A recent photo of a man and his daughter who drowned while trying to enter the United States has sparked global outcry. The pair were reported to have travelled from El Salvador to Mexico, and were crossing the Rio Grande to seek asylum in the United States. On 28 June, the United Nations stated that over the past four years, one migrant child died almost daily while fleeing insecurity and trying to reach safety.
According to the International Organisation for Migration (IOM), at least 32,000 migrants, including 1,600 children have died since 2014 on these journeys. The actual number of deaths is likely higher, as IOM started recording migrant casualties and disappearances only in 2014.
The heart-breaking photograph of Oscar Alberto Martinez, a 25-year-old father, and his 24-month-old daughter, Angie Valeria, spotlighted the dangers facing the 70 million forcibly displaced people in the world, the majority of which are reported to be children, who decide to undertake treacherous journeys for a better future.
According to the United States Border Patrol, 283 migrant fatalities were recorded on the Mexican-US border in 2018. Activists, however, believe that the actual number of fatalities is much higher as the bodies of many migrants who die along the 3,138-kilometre long border are never found.
The photo of Martinez and his daughter was compared to the iconic photograph of Alan Kurdi, the three-year-old Syrian refugee, whose body washed up on the shores of the Mediterranean in 2015. The boy arrived with a wave of Syrian refugees, and the resulting dismay across Europe lead to the EU-ordered closure of the migrant route between Turkey and Greece. Since then, Mediterranean Sea crossings have subsided and reportedly contributed to the decrease of overall migrant casualty rates, down from 6,280 in 2017 to 4,734 in 2018 according to IOM.

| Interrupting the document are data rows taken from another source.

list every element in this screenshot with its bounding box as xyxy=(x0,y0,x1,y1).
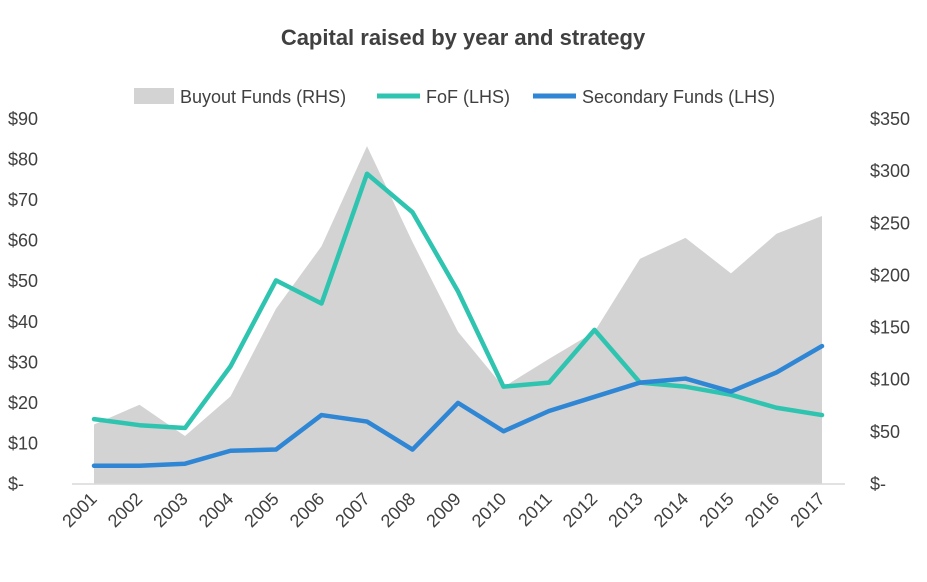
right-tick-label: $300 xyxy=(870,161,910,181)
x-tick-label: 2014 xyxy=(650,489,692,531)
secondary-line xyxy=(91,343,825,468)
right-tick-label: $50 xyxy=(870,422,900,442)
x-tick-label: 2015 xyxy=(695,489,737,531)
x-tick-label: 2009 xyxy=(422,489,464,531)
buyout-area xyxy=(94,146,822,484)
left-axis: $- $10 $20 $30 $40 $50 $60 $70 $80 $90 xyxy=(8,109,38,494)
x-tick-label: 2004 xyxy=(195,489,237,531)
x-tick-label: 2011 xyxy=(514,489,556,531)
x-tick-label: 2008 xyxy=(377,489,419,531)
legend-label-buyout: Buyout Funds (RHS) xyxy=(180,87,346,107)
left-tick-label: $70 xyxy=(8,190,38,210)
right-tick-label: $250 xyxy=(870,213,910,233)
left-tick-label: $50 xyxy=(8,271,38,291)
legend: Buyout Funds (RHS) FoF (LHS) Secondary F… xyxy=(134,87,775,107)
right-tick-label: $350 xyxy=(870,109,910,129)
x-axis: 2001 2002 2003 2004 2005 2006 2007 2008 2009 2010… xyxy=(58,483,845,531)
right-tick-label: $100 xyxy=(870,370,910,390)
left-tick-label: $30 xyxy=(8,352,38,372)
left-tick-label: $40 xyxy=(8,312,38,332)
left-tick-label: $90 xyxy=(8,109,38,129)
plot-area xyxy=(91,146,825,484)
x-tick-label: 2001 xyxy=(58,489,100,531)
right-tick-label: $150 xyxy=(870,318,910,338)
left-tick-label: $80 xyxy=(8,150,38,170)
x-tick-label: 2005 xyxy=(240,489,282,531)
x-tick-label: 2002 xyxy=(104,489,146,531)
fof-line xyxy=(91,171,825,431)
legend-label-secondary: Secondary Funds (LHS) xyxy=(582,87,775,107)
x-tick-label: 2017 xyxy=(786,489,828,531)
x-tick-label: 2013 xyxy=(604,489,646,531)
left-tick-label: $10 xyxy=(8,433,38,453)
x-tick-label: 2003 xyxy=(149,489,191,531)
x-tick-label: 2012 xyxy=(559,489,601,531)
x-tick-label: 2006 xyxy=(286,489,328,531)
right-tick-label: $200 xyxy=(870,265,910,285)
right-axis: $- $50 $100 $150 $200 $250 $300 $350 xyxy=(870,109,910,494)
x-tick-label: 2007 xyxy=(331,489,373,531)
x-tick-label: 2010 xyxy=(468,489,510,531)
left-tick-label: $20 xyxy=(8,393,38,413)
left-tick-label: $60 xyxy=(8,231,38,251)
right-tick-label: $- xyxy=(870,474,886,494)
legend-swatch-buyout xyxy=(134,88,174,104)
left-tick-label: $- xyxy=(8,474,24,494)
legend-label-fof: FoF (LHS) xyxy=(426,87,510,107)
x-tick-label: 2016 xyxy=(741,489,783,531)
chart-title: Capital raised by year and strategy xyxy=(281,25,646,50)
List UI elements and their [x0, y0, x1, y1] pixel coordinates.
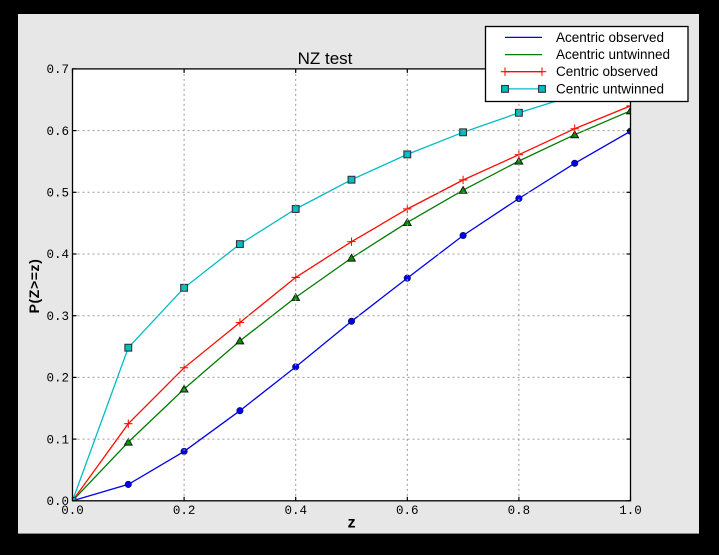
svg-text:0.1: 0.1 [46, 433, 69, 447]
svg-text:NZ test: NZ test [298, 49, 353, 68]
svg-text:0.6: 0.6 [46, 125, 69, 139]
svg-text:Acentric untwinned: Acentric untwinned [556, 47, 670, 62]
svg-text:Centric untwinned: Centric untwinned [556, 81, 664, 96]
svg-text:0.6: 0.6 [396, 504, 419, 518]
svg-text:z: z [348, 515, 356, 532]
svg-text:0.7: 0.7 [46, 63, 69, 77]
svg-text:0.0: 0.0 [61, 504, 84, 518]
svg-text:0.3: 0.3 [46, 310, 69, 324]
svg-text:Acentric observed: Acentric observed [556, 30, 664, 45]
svg-text:0.2: 0.2 [173, 504, 196, 518]
svg-text:1.0: 1.0 [619, 504, 642, 518]
svg-text:0.4: 0.4 [284, 504, 307, 518]
svg-text:0.5: 0.5 [46, 187, 69, 201]
svg-text:0.2: 0.2 [46, 372, 69, 386]
svg-text:P(Z>=z): P(Z>=z) [26, 259, 42, 314]
svg-text:0.8: 0.8 [508, 504, 531, 518]
svg-text:0.4: 0.4 [46, 248, 69, 262]
svg-text:Centric observed: Centric observed [556, 64, 658, 79]
svg-text:0.0: 0.0 [46, 495, 69, 509]
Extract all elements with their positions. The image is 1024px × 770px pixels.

Frank Laczko, the Head of IOM’s Data Analysis Centre, told Thomson Reuters Foundation that the graphic image of Alan Kurdi’s death caught the world’s attention, and should have catalysed actions to halt the refugee crisis’ skyrocketing casualty rates. Laczko added that despite recognizing the need for a global response, the world witnessed ‘relatively little action taken from a humanitarian perspective to help the families […]’. He further highlighted that these countries’ actions demonstrated their priority of defending their borders, as emphasized by the fact that several countries have built fences around their borders to deter migrants flowing in from neighbouring countries. Moreover, European Union member states and the United States have pressured their neighbours to prevent people from attempting to leave and undertake these journeys.